Тут застенчиво защебетал редакторский сотовый соловей — Светлана могла поклясться, что еще неделю назад у него не было столь дорогой игрушки.

— Слушаю!

И через секунду снова с надрывом:

— Да знаю я, знаю. Жалуйтесь, это ваше право…

Уже за дверью Светлана расслышала:

— И в суд подавайте, мы не боимся…

На самом деле суда он боялся и почти на каждой планерке напоминал:

— Никаких непроверенных фактов, а то по судам затаскают!

Виктор Барсуков, известный широкому читателю в качестве В. Очевидцева, сегодня блистал, как бенефициант, а все так называемые «творческие работники» газеты внимали ему с открытыми ртами и развешенными ушами. Сие могло означать только одно: Виктор, будучи корреспондентом отдела происшествий, принес на хвосте очередную душераздирающую историю из серии «Куча костей и лужа крови». Уж что-что, а расписать страсти-мордасти, посмаковать подробности, остудить кровь в жилах доверчивых читателей он умел.

Светлана в припадке черной меланхолии иногда ему завидовала: вот уж кому не приходилось днями носиться по городу или висеть на телефоне, чтобы добыть интересную информацию. Его криминальная колонка и без того всегда пестрела свежими новостями о взрывах, убийствах, изнасилованиях и ограблениях. И все это с пылу, с жару, потому и пользуется неизменным спросом у обывателей, которые, вырабатывая повышенную дозу адреналина, успокаивают себя тем, что с ними, уж конечно, ничего подобного никогда не случится.

— Ну что, бандюги опять позаботились о твоем гонораре? — обронила Светлана, садясь за свой стол.

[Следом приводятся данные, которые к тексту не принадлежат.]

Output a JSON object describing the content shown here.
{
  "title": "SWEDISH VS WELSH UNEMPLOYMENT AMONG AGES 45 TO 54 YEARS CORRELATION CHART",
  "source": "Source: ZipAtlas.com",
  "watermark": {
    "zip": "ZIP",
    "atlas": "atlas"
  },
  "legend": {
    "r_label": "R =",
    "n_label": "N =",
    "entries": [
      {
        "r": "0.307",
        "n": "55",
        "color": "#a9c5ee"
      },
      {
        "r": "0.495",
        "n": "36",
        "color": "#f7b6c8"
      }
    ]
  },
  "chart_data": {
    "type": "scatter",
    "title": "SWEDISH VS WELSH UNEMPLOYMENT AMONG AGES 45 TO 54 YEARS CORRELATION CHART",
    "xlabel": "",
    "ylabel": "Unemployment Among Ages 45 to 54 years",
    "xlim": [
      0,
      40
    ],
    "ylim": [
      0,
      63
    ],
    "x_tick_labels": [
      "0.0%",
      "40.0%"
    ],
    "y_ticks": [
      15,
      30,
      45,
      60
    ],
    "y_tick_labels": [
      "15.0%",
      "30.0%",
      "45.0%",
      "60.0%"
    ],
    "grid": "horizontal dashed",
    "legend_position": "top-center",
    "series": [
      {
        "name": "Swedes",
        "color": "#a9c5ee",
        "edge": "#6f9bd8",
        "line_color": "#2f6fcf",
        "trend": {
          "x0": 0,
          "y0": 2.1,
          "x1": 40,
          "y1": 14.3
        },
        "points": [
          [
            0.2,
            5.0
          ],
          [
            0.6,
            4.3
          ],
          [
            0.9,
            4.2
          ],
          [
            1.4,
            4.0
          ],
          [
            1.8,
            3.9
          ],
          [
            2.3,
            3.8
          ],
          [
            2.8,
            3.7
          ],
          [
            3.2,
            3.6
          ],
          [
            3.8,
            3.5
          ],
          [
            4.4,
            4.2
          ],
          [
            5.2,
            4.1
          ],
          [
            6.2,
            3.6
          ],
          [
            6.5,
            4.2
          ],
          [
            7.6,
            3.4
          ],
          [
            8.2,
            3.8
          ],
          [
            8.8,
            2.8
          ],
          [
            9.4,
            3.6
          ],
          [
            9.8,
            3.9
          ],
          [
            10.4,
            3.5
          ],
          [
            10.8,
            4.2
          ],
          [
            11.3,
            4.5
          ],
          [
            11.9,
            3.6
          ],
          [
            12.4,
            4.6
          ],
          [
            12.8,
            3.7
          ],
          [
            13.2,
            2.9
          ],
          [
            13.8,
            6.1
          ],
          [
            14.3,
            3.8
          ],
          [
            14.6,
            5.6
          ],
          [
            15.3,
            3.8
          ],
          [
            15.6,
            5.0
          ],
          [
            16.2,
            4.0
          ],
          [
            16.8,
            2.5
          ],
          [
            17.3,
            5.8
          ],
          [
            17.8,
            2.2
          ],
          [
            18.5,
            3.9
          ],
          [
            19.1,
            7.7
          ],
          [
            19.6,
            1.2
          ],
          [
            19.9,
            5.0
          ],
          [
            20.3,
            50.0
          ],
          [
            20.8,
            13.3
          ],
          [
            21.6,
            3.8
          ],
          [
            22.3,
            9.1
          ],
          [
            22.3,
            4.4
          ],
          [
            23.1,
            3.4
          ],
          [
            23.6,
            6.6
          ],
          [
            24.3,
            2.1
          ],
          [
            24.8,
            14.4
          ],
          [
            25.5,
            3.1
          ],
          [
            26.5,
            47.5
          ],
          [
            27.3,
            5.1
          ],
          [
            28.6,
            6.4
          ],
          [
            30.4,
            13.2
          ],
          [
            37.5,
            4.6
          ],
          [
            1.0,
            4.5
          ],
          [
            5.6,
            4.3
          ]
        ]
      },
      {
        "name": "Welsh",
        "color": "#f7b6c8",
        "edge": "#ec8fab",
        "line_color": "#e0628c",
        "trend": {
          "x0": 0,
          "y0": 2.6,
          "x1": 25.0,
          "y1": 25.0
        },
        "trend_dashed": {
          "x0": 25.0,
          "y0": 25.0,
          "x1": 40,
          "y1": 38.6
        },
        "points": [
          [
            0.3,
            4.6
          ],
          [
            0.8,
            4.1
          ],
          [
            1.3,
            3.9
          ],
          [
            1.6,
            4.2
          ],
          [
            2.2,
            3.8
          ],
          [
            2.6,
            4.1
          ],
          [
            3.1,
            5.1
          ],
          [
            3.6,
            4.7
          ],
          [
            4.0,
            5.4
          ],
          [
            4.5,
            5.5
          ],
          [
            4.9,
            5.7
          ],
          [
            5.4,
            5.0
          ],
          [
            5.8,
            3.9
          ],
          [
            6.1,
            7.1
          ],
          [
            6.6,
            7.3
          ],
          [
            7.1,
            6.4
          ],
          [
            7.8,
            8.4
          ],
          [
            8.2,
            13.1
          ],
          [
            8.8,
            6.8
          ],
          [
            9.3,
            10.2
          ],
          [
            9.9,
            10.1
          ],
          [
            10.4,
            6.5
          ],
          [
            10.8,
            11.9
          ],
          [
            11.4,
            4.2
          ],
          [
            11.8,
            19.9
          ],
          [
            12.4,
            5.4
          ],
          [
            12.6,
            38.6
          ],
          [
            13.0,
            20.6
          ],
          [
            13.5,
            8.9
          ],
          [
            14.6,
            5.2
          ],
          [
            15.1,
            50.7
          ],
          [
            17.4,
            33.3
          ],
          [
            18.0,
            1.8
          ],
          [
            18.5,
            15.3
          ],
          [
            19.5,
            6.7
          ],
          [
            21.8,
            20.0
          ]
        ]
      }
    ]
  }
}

Она злилась из-за того, что по милости редактора запланированные на сегодня дела летели в тартарары.

Но Барсукова трудно обидеть, он только хмыкнул и продолжил рассказ, прерванный на самом интригующем месте:

— …И вот охранник падает убитый, а Котов начинает отстреливаться из «Калашникова». Представляете себе, одного киллера убил, другого ранил, будучи сам тяжелораненным… Если бы «скорая» приехала пораньше, его бы спасли, а так скончался по дороге в больницу от большой потери крови.

В голосе Барсукова слышалось явное сочувствие погибшему.